Re: [Xen-devel] Xen 4.5 random freeze question

2014-11-19 Thread Stefano Stabellini
That's right, the maintenance interrupt handler is not called, but it
doesn't do anything so we are fine. The important thing is that an
interrupt is sent and git_clear_lrs gets called on hypervisor entry.

On Wed, 19 Nov 2014, Andrii Tseglytskyi wrote:
> The only ambiguity left - maintenance interrupt handler is not called.
> It was requested for specific IRQ number, retrieved from device tree.

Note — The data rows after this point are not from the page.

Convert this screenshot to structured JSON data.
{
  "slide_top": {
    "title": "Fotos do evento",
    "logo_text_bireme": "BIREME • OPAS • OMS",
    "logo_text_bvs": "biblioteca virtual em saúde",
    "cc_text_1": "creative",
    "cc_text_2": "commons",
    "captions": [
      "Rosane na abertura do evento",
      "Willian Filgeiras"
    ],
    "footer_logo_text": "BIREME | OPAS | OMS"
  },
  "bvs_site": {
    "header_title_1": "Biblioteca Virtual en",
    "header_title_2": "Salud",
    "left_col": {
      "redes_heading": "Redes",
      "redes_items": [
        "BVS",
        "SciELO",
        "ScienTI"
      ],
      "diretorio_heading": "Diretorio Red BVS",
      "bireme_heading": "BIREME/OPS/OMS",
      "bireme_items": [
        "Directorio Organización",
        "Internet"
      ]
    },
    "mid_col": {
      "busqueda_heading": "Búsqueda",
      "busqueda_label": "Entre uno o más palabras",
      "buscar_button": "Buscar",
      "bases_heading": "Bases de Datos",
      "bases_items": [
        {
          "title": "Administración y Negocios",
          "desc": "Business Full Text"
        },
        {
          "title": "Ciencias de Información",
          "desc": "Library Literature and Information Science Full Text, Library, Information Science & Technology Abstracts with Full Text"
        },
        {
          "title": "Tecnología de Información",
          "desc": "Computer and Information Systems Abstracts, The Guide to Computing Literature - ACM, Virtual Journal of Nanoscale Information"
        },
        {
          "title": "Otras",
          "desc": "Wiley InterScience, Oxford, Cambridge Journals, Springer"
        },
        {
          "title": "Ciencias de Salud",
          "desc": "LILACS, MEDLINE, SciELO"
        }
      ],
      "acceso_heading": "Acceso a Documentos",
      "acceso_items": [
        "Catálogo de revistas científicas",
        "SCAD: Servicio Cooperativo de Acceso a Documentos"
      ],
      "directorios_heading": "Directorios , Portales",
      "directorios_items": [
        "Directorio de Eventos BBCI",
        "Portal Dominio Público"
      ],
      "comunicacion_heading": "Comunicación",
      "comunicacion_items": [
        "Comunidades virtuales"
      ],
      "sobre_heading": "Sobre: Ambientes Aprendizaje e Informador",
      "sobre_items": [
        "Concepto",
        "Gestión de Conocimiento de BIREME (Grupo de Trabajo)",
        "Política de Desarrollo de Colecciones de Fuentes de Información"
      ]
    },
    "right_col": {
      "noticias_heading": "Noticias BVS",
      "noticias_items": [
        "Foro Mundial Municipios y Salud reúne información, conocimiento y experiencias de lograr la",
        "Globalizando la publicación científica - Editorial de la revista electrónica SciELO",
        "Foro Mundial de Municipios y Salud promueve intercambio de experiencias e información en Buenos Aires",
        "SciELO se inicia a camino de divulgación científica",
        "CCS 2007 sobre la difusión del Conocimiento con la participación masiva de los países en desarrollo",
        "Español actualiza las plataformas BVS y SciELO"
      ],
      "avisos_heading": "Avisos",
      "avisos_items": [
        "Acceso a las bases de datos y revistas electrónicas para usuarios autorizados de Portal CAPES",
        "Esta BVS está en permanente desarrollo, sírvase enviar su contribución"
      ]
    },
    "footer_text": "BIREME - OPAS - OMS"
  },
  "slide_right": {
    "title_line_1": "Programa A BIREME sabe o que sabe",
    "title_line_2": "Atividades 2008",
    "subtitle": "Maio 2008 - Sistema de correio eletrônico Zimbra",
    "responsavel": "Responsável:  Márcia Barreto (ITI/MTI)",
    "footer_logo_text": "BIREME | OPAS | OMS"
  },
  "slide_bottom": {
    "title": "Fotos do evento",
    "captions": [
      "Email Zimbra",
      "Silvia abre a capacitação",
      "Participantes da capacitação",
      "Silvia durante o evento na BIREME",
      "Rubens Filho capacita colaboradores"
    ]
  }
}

> But when we trigger GICH_HCR_UIE - we got maintenance interrupt for
> spurious number 1023.
> 
> Regards,
> Andrii
> 
> On Wed, Nov 19, 2014 at 7:47 PM, Andrii Tseglytskyi
>  wrote:
> > On Wed, Nov 19, 2014 at 7:42 PM, Stefano Stabellini
> >  wrote:
> >> On Wed, 19 Nov 2014, Andrii Tseglytskyi wrote:
> >>> Hi Stefano,
> >>>
> >>> On Wed, Nov 19, 2014 at 7:07 PM, Stefano Stabellini
> >>>  wrote:
> >>> > I think that's OK: it looks like that on your board for some reasons
> >>> > when UIE is set you get irq 1023 (spurious interrupt) instead of your
> >>> > normal maintenance interrupt.
> >>>
> >>> OK, but I think this should be investigated too. What do you think ?
> >>
> >> I think it is harmless: my guess is that if we clear UIE before reading
> >> GICC_IAR, GICC_IAR returns spurious interrupt instead of maintenance
> >> interrupt. But it doesn't really matter to us.
> >
> > OK. I think catching this will be a good exercise for someone )) But
> > out of scope for this issue.
> >
> >>
> >>> >
> >>> > But everything should work anyway without issues.
> >>> >
> >>> > This is the same patch as before but on top of the lastest xen-unstable
> >>> > tree. Please confirm if it works.
> >>> >
> >>> > diff --git a/xen/arch/arm/gic.c b/xen/arch/arm/gic.c
> >>> > index 70d10d6..df140b9 100644
> >>> > --- a/xen/arch/arm/gic.c
> >>> > +++ b/xen/arch/arm/gic.c
> >>> > @@ -403,6 +403,8 @@ void gic_clear_lrs(struct vcpu *v)
> >>> >  if ( is_idle_vcpu(v) )
> >>> >  return;
> >>> >
> >>> > +gic_hw_ops->update_hcr_status(GICH_HCR_UIE, 0);
> >>> > +
> >>> >  spin_lock_irqsave(&v->arch.vgic.lock, flags);
> >>> >
> >>> >  while ((i = find_next_bit((const unsigned long *) 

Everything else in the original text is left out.